In the space of a single generation, the Yucatán has been transformed from a forgotten backwater visited primarily by archaeologists, sportsfishermen, and scuba divers into a major international destination and economic powerhouse. Cancún's creation and growth have wrought changes as far away as Chiapas and Tabasco, whose significant Maya populations share a history with the Yucatán despite their distance and different personalities and landscapes.

The change is most visible on the coast, where fishing villages and coconut plantations have given way to modern developments marching in lock step south to Tulum and inching toward the recently minted Costa Maya, extending to the Belize border.
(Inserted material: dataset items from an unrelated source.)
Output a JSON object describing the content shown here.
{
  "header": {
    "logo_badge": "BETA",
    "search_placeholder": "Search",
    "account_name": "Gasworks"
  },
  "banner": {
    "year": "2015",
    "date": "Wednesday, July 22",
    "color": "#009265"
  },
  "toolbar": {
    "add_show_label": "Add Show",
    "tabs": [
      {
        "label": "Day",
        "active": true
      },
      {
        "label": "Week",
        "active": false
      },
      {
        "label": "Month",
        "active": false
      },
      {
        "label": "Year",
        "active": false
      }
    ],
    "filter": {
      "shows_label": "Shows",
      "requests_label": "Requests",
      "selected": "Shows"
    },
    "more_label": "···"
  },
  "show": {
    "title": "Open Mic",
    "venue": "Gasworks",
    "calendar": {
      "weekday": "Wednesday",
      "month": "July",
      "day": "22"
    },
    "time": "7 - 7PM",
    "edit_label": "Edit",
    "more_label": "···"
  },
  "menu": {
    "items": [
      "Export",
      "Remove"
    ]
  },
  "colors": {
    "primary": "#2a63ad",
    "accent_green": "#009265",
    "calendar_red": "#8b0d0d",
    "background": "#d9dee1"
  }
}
For the young Maya of the interior villages, growth has brought new work opportunities and their first close contact with the modern world -- specifically the modern world in vacation mode. The shift from village society to vacation paradise is the very definition of culture shock, which the implacable Maya meet with equanimity.

Less dramatically, tourism also made its way inland to the splendid Yucatán capital of Mérida and the major ruins -- Chichén Itzá, Uxmal, and Palenque -- and eventually to the barely uncovered ancient cities and time-warp villages of the deep interior. Every year seems to bring new archaeological discoveries.
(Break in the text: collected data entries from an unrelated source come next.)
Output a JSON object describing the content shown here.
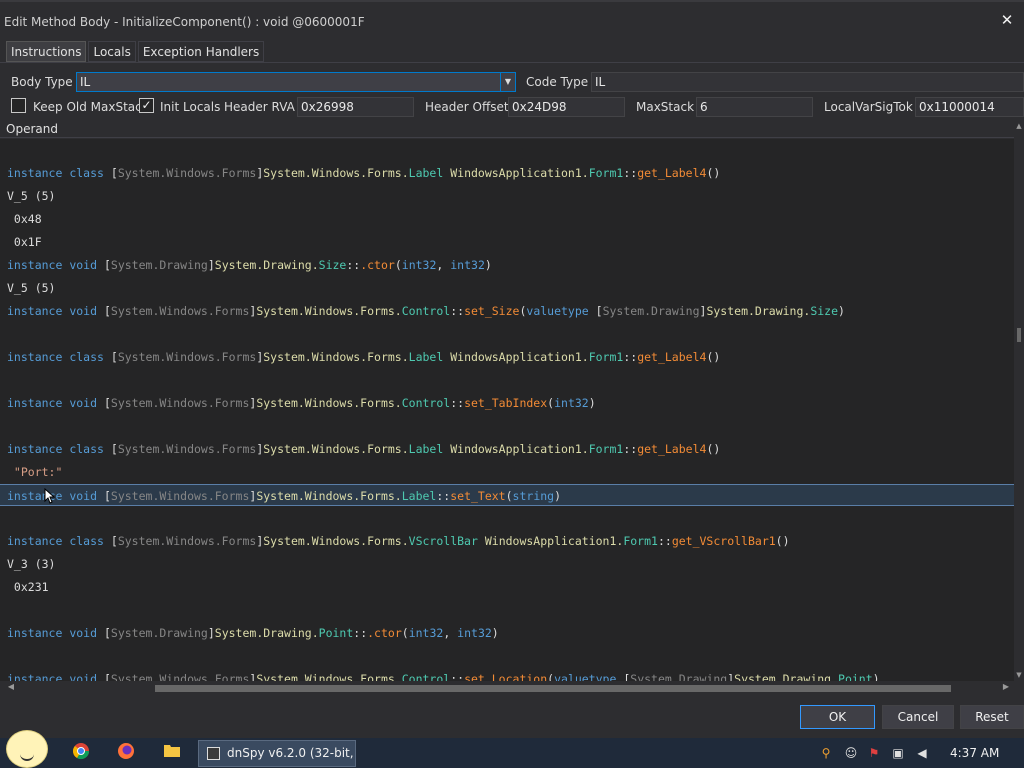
{
  "window": {
    "title": "Edit Method Body - InitializeComponent() : void @0600001F",
    "close_glyph": "✕"
  },
  "tabs": [
    {
      "label": "Instructions",
      "active": true
    },
    {
      "label": "Locals",
      "active": false
    },
    {
      "label": "Exception Handlers",
      "active": false
    }
  ],
  "form": {
    "body_type_label": "Body Type",
    "body_type_value": "IL",
    "code_type_label": "Code Type",
    "code_type_value": "IL",
    "keep_old_maxstack_label": "Keep Old MaxStack",
    "keep_old_maxstack_checked": false,
    "init_locals_label": "Init Locals",
    "init_locals_checked": true,
    "header_rva_label": "Header RVA",
    "header_rva_value": "0x26998",
    "header_offset_label": "Header Offset",
    "header_offset_value": "0x24D98",
    "maxstack_label": "MaxStack",
    "maxstack_value": "6",
    "localvarsigtok_label": "LocalVarSigTok",
    "localvarsigtok_value": "0x11000014"
  },
  "grid": {
    "operand_header": "Operand",
    "selected_row": 14
  },
  "buttons": {
    "ok": "OK",
    "cancel": "Cancel",
    "reset": "Reset"
  },
  "taskbar": {
    "app_label": "dnSpy v6.2.0 (32-bit, ...",
    "clock": "4:37 AM",
    "icons": [
      "avatar-icon",
      "chrome-icon",
      "firefox-icon",
      "folder-icon",
      "dnspy-icon"
    ],
    "tray_icons": [
      "search-icon",
      "smiley-icon",
      "flag-icon",
      "network-icon",
      "volume-icon"
    ]
  },
  "colors": {
    "accent": "#007acc",
    "keyword": "#569cd6",
    "assembly": "#868686",
    "type": "#4ec9b0",
    "method": "#f28b36",
    "background": "#252526"
  }
}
Curiously, all the excavation and renovation has left small-town life little changed. Coastal natives not swept up in the tourism boom were relocated inland, where they continue their ancestors' ways. Families of workers in the tourist palaces remain in the tropical forest, living in round thatch houses with no electricity, indoor plumbing, or paved roads, gathering plants for food and medicine, cooling off in hidden cenotes, and appealing to the gods for successful crops. To explore an older world where the Mayan tongue's distinctive intonations fill the air and centuries-old traditions endure, you have only to drive inland from the Caribbean coast, venture to Campeche on the Gulf shore, or head south into Chiapas.
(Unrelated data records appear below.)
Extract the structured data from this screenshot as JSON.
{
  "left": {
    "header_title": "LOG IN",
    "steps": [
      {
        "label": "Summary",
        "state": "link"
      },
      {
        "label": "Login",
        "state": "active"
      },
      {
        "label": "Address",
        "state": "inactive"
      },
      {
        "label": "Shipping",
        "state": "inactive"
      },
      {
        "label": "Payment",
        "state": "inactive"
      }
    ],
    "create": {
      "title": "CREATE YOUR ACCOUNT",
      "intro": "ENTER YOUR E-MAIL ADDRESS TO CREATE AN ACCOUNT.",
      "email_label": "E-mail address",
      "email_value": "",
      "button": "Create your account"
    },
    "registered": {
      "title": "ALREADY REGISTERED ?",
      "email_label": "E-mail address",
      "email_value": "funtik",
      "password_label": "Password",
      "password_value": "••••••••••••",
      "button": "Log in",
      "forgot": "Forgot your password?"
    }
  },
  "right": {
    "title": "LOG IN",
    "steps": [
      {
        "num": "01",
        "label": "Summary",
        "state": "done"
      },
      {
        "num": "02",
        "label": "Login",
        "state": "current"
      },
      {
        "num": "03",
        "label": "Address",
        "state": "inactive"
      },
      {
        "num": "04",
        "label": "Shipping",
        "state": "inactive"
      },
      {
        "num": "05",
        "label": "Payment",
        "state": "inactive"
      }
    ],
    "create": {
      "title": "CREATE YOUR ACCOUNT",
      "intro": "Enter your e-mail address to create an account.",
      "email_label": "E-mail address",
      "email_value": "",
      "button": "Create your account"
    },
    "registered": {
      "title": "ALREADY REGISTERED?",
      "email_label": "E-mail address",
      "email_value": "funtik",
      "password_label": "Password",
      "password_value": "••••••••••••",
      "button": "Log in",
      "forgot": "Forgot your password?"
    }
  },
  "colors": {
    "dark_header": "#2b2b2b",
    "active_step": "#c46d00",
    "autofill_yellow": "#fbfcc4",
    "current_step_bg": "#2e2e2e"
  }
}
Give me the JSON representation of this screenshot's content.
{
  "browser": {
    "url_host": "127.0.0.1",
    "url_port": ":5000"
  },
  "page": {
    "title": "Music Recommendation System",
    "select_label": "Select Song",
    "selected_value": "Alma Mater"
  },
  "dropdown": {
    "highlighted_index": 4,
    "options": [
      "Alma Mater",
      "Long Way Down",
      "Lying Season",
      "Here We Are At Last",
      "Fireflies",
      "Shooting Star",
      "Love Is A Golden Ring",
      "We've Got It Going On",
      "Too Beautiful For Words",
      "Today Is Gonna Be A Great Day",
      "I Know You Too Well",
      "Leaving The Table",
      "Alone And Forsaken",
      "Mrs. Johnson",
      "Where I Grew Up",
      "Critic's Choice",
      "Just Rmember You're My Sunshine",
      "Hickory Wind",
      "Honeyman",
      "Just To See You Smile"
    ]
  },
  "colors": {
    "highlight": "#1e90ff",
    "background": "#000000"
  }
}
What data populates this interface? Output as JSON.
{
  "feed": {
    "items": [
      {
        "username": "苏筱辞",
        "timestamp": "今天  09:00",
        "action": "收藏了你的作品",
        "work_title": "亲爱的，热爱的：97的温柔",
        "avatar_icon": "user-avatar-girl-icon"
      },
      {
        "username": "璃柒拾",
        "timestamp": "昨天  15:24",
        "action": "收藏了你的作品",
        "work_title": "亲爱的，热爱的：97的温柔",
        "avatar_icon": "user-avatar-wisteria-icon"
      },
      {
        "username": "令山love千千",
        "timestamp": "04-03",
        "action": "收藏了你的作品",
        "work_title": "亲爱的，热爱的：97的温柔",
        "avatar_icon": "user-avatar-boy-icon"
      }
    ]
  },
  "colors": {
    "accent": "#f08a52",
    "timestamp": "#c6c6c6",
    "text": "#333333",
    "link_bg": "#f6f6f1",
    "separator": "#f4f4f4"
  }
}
The turquoise waters and tropical climate may beckon first, but what will ultimately draw you back, again and again, is the unique character of this land and its people.

A Sticky Habit

Cigar smoking and gum chewing are two pleasures we have the Maya to thank for. Gum, the more innocuous of the two, comes from the sap of a species of zapote tree that grows in the Yucatán and Guatemala. Chewing releases its natural sugars and a mild, agreeable taste. The chewing-gum habit spread from the Maya to other cultures and eventually to the non-Indian population. In the second half of the 19th century, a Mexican (said to have been Gen. Santa Anna) introduced gum to the American Thomas Adams, who realized that it could be sweetened further and given other flavors. He marketed chewing gum in the U.S. with great success. Chemists have since figured out how to synthesize the gum, but the sap is still collected in parts of the Yucatán and Guatemala for making natural chewing gum. Chicle is the Spanish word originally from the Nahuatl (Aztec) tzictli, and those who live in the forest and collect the sap are called chicleros. Because the tree takes so long to produce more sap, there is no way to cultivate it commercially, so it is still collected in the wild.